Field observations also show that C. striatus tends to proliferate near forest plantations and disturbed soils, suggesting that anthropogenic activity facilitates its persistence and spread.

In introduced regions such as the western United States, C. striatus readily colonises open or disturbed habitats, particularly in Mediterranean-type climates. It competes with native plant communities and regenerates rapidly after fire or mechanical clearing. In California, broom species are classified as Class C pest plants by the California Department of Food and Agriculture (CDFA), while C. striatus and C. scoparius are further designated as List A invasive species by the California Invasive Plant Council (Cal-IPC), reflecting their aggressive spread and ecological impact.

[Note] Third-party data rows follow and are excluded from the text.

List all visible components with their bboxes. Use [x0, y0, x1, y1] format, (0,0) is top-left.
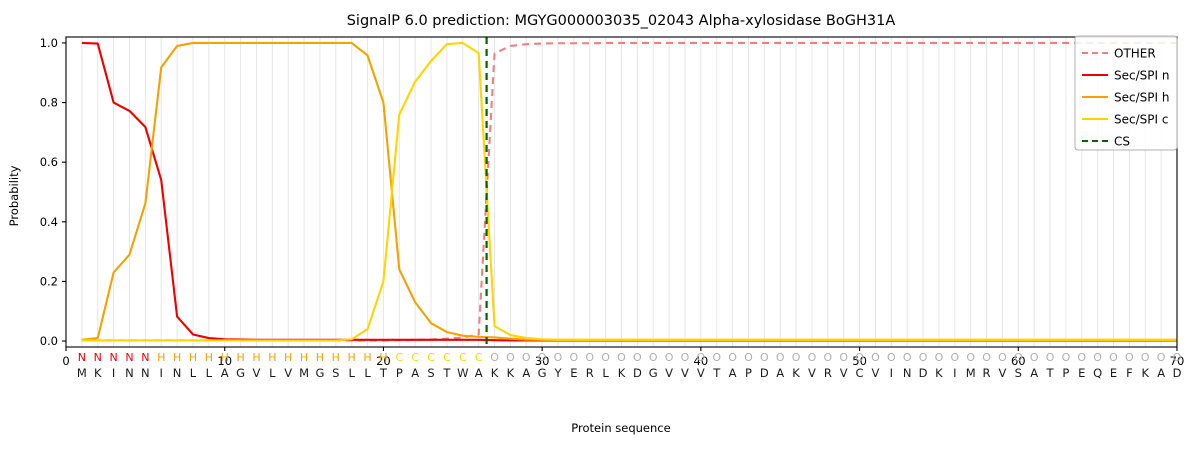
- sequence-letter: V: [872, 366, 880, 380]
- region-letter: O: [871, 351, 880, 364]
- region-letter: O: [744, 351, 753, 364]
- sequence-letter: A: [411, 366, 419, 380]
- sequence-letter: V: [665, 366, 673, 380]
- sequence-letter: A: [729, 366, 737, 380]
- series-line-sec-spi-h: [82, 43, 1177, 340]
- region-letter: O: [522, 351, 531, 364]
- region-letter: H: [284, 351, 292, 364]
- region-letter: O: [601, 351, 610, 364]
- region-letter: O: [712, 351, 721, 364]
- sequence-letter: I: [112, 366, 115, 380]
- region-letter: N: [125, 351, 133, 364]
- region-letter: O: [617, 351, 626, 364]
- region-letter: O: [1157, 351, 1166, 364]
- sequence-letter: L: [269, 366, 276, 380]
- x-tick-label: 0: [62, 354, 69, 368]
- sequence-letter: L: [364, 366, 371, 380]
- region-letter: O: [903, 351, 912, 364]
- chart-canvas: 0102030405060700.00.20.40.60.81.0 NMNKNI…: [0, 0, 1200, 450]
- sequence-letter: P: [396, 366, 403, 380]
- y-tick-label: 0.6: [40, 155, 58, 169]
- region-letter: O: [649, 351, 658, 364]
- series-layer: [82, 43, 1177, 340]
- sequence-letter: C: [856, 366, 864, 380]
- sequence-letter: T: [379, 366, 388, 380]
- region-letter: H: [332, 351, 340, 364]
- sequence-letter: T: [712, 366, 721, 380]
- grid-layer: [82, 37, 1177, 347]
- sequence-letter: V: [681, 366, 689, 380]
- region-letter: O: [490, 351, 499, 364]
- sequence-letter: S: [1015, 366, 1022, 380]
- sequence-letter: K: [1141, 366, 1149, 380]
- sequence-letter: D: [919, 366, 928, 380]
- sequence-letter: R: [586, 366, 594, 380]
- region-letter: C: [427, 351, 435, 364]
- sequence-letter: G: [236, 366, 245, 380]
- sequence-letter: N: [903, 366, 912, 380]
- region-letter: O: [728, 351, 737, 364]
- series-line-other: [82, 43, 1177, 340]
- region-letter: O: [681, 351, 690, 364]
- region-letter: N: [94, 351, 102, 364]
- region-letter: O: [585, 351, 594, 364]
- region-letter: C: [411, 351, 419, 364]
- series-line-sec-spi-n: [82, 43, 1177, 340]
- sequence-letter: K: [618, 366, 626, 380]
- region-letter: O: [1141, 351, 1150, 364]
- sequence-letter: A: [475, 366, 483, 380]
- sequence-letter: Q: [1093, 366, 1102, 380]
- signalp-prediction-figure: 0102030405060700.00.20.40.60.81.0 NMNKNI…: [0, 0, 1200, 450]
- region-letter: O: [506, 351, 515, 364]
- sequence-letter: P: [1062, 366, 1069, 380]
- region-letter: O: [935, 351, 944, 364]
- region-letter: H: [348, 351, 356, 364]
- sequence-letter: S: [427, 366, 434, 380]
- sequence-letter: T: [442, 366, 451, 380]
- sequence-letter: M: [966, 366, 976, 380]
- sequence-letter: D: [633, 366, 642, 380]
- region-letter: O: [1093, 351, 1102, 364]
- region-letter: O: [1077, 351, 1086, 364]
- sequence-letter: V: [808, 366, 816, 380]
- sequence-letter: D: [1173, 366, 1182, 380]
- y-axis-label: Probability: [7, 165, 21, 226]
- sequence-letter: E: [1078, 366, 1085, 380]
- region-letter: O: [855, 351, 864, 364]
- region-letter: O: [1173, 351, 1182, 364]
- region-letter: O: [538, 351, 547, 364]
- region-letter: O: [570, 351, 579, 364]
- legend-label-cs: CS: [1114, 135, 1130, 149]
- region-letter: O: [919, 351, 928, 364]
- sequence-letter: P: [745, 366, 752, 380]
- sequence-letter: V: [253, 366, 261, 380]
- region-letter: O: [1046, 351, 1055, 364]
- y-tick-label: 0.2: [40, 274, 58, 288]
- y-tick-label: 0.8: [40, 96, 58, 110]
- region-letter: H: [157, 351, 165, 364]
- region-letter: O: [982, 351, 991, 364]
- region-letter: H: [173, 351, 181, 364]
- region-letter: H: [316, 351, 324, 364]
- region-letter: H: [221, 351, 229, 364]
- sequence-letter: N: [173, 366, 182, 380]
- sequence-letter: K: [94, 366, 102, 380]
- sequence-letter: K: [792, 366, 800, 380]
- sequence-letter: W: [457, 366, 468, 380]
- sequence-letter: R: [824, 366, 832, 380]
- sequence-letter: K: [491, 366, 499, 380]
- region-letter: H: [252, 351, 260, 364]
- region-letter: O: [1125, 351, 1134, 364]
- region-letter: O: [823, 351, 832, 364]
- sequence-letter: G: [649, 366, 658, 380]
- region-letter: O: [665, 351, 674, 364]
- region-letter: O: [950, 351, 959, 364]
- sequence-letter: I: [953, 366, 956, 380]
- region-letter: O: [633, 351, 642, 364]
- region-letter: H: [363, 351, 371, 364]
- sequence-letter: G: [315, 366, 324, 380]
- region-letter: O: [966, 351, 975, 364]
- region-letter: H: [189, 351, 197, 364]
- x-axis-label: Protein sequence: [571, 421, 670, 435]
- region-letter: H: [379, 351, 387, 364]
- sequence-letter: K: [935, 366, 943, 380]
- sequence-layer: NMNKNINNNNHIHNHLHLHAHGHVHLHVHMHGHSHLHLHT…: [77, 351, 1182, 380]
- legend-label-sec-spi-h: Sec/SPI h: [1114, 91, 1169, 105]
- chart-title: SignalP 6.0 prediction: MGYG000003035_02…: [347, 13, 896, 29]
- legend-label-other: OTHER: [1114, 47, 1156, 61]
- legend-label-sec-spi-c: Sec/SPI c: [1114, 113, 1168, 127]
- sequence-letter: L: [602, 366, 609, 380]
- sequence-letter: E: [1110, 366, 1117, 380]
- tick-layer: 0102030405060700.00.20.40.60.81.0: [40, 36, 1185, 368]
- sequence-letter: G: [538, 366, 547, 380]
- sequence-letter: L: [190, 366, 197, 380]
- region-letter: O: [697, 351, 706, 364]
- sequence-letter: N: [125, 366, 134, 380]
- sequence-letter: V: [840, 366, 848, 380]
- region-letter: O: [887, 351, 896, 364]
- region-letter: O: [554, 351, 563, 364]
- sequence-letter: L: [348, 366, 355, 380]
- region-letter: O: [808, 351, 817, 364]
- region-letter: N: [141, 351, 149, 364]
- sequence-letter: E: [570, 366, 577, 380]
- sequence-letter: S: [332, 366, 339, 380]
- sequence-letter: I: [890, 366, 893, 380]
- sequence-letter: F: [1126, 366, 1133, 380]
- y-tick-label: 1.0: [40, 36, 58, 50]
- region-letter: H: [205, 351, 213, 364]
- region-letter: H: [300, 351, 308, 364]
- sequence-letter: T: [1046, 366, 1055, 380]
- sequence-letter: V: [697, 366, 705, 380]
- region-letter: O: [998, 351, 1007, 364]
- region-letter: H: [236, 351, 244, 364]
- sequence-letter: Y: [553, 366, 562, 380]
- sequence-letter: A: [1030, 366, 1038, 380]
- sequence-letter: V: [998, 366, 1006, 380]
- region-letter: N: [78, 351, 86, 364]
- sequence-letter: A: [522, 366, 530, 380]
- region-letter: C: [395, 351, 403, 364]
- sequence-letter: R: [983, 366, 991, 380]
- region-letter: H: [268, 351, 276, 364]
- region-letter: C: [459, 351, 467, 364]
- region-letter: O: [839, 351, 848, 364]
- sequence-letter: K: [507, 366, 515, 380]
- legend-label-sec-spi-n: Sec/SPI n: [1114, 69, 1169, 83]
- sequence-letter: A: [221, 366, 229, 380]
- region-letter: O: [760, 351, 769, 364]
- sequence-letter: D: [760, 366, 769, 380]
- series-line-sec-spi-c: [82, 43, 1177, 340]
- sequence-letter: M: [299, 366, 309, 380]
- sequence-letter: N: [141, 366, 150, 380]
- region-letter: N: [109, 351, 117, 364]
- sequence-letter: A: [1157, 366, 1165, 380]
- region-letter: C: [475, 351, 483, 364]
- y-tick-label: 0.4: [40, 215, 58, 229]
- sequence-letter: V: [284, 366, 292, 380]
- region-letter: O: [1030, 351, 1039, 364]
- y-tick-label: 0.0: [40, 334, 58, 348]
- sequence-letter: A: [776, 366, 784, 380]
- region-letter: O: [792, 351, 801, 364]
- sequence-letter: I: [160, 366, 163, 380]
- sequence-letter: L: [206, 366, 213, 380]
- region-letter: O: [776, 351, 785, 364]
- region-letter: O: [1062, 351, 1071, 364]
- region-letter: C: [443, 351, 451, 364]
- region-letter: O: [1014, 351, 1023, 364]
- legend-layer: OTHERSec/SPI nSec/SPI hSec/SPI cCS: [1075, 36, 1177, 150]
- region-letter: O: [1109, 351, 1118, 364]
- sequence-letter: M: [77, 366, 87, 380]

Control strategies include manual and mechanical removal, herbicide application, and prescribed burning, though these are costly and require long-term maintenance to prevent re-establishment. Recent research has proposed that sustainable management could be supported through biomass use or bioactive compound extraction, creating economic incentives for removal while reducing ecological damage.

Potential applications include using residual materials for biomass pellets or torrefied biomass, which could also promote a circular economy. This study aims to study C. striatus biomass properties for potential pellet production and evaluate the resulting pellets against ENPlus quality standards. Initial tests involved shredding and drying the biomass to optimise particle size before pelletisation, highlighting the need for proper processing techniques to ensure quality and efficiency in the biomass production.

Leonel Nunes' study on biomass properties for pellet production indicated lower-density chips compared to other species, raising concerns over their energy value.

== Phytochemistry and bioactive compounds ==
Chemical analyses of flowers and fruits indicate significant nutritional and phytochemical value. The flowers contain approximately 21% protein, 18% fibre, and 2% lipids. The fruits contain 12% protein, 42% fibre, and 1% lipids. Both are rich in potassium, calcium, phosphorus, and magnesium, with no detectable cytotoxicity in cell assays.

Extracts from C. striatus contain isoflavonoids that act as antibiotic adjuvants against methicillin-resistant Staphylococcus aureus (MRSA). These compounds are only moderately antimicrobial on their own but enhance the activity of ciprofloxacin and erythromycin by interfering with bacterial resistance mechanisms.

The plant also exhibits antioxidant and anti-inflammatory properties attributed to its phenolic content, including flavonoids, saponins, and alkaloids.

== Uses ==
Historically, Portuguese broom was used for thatching, broom-making, animal fodder, and as a soil improver due to its nitrogen-fixing capabilities. Its flowers have been used in folk medicine for treating rheumatism, gout, hypotension, and liver disorders.

In modern research, the species has been tested for phytoremediation, particularly in soils contaminated with hexachlorocyclohexane (HCH) isomers. When inoculated with specific rhizobacterial strains, C. striatus demonstrated enhanced growth and pollutant degradation, suggesting potential for use in environmental cleanup.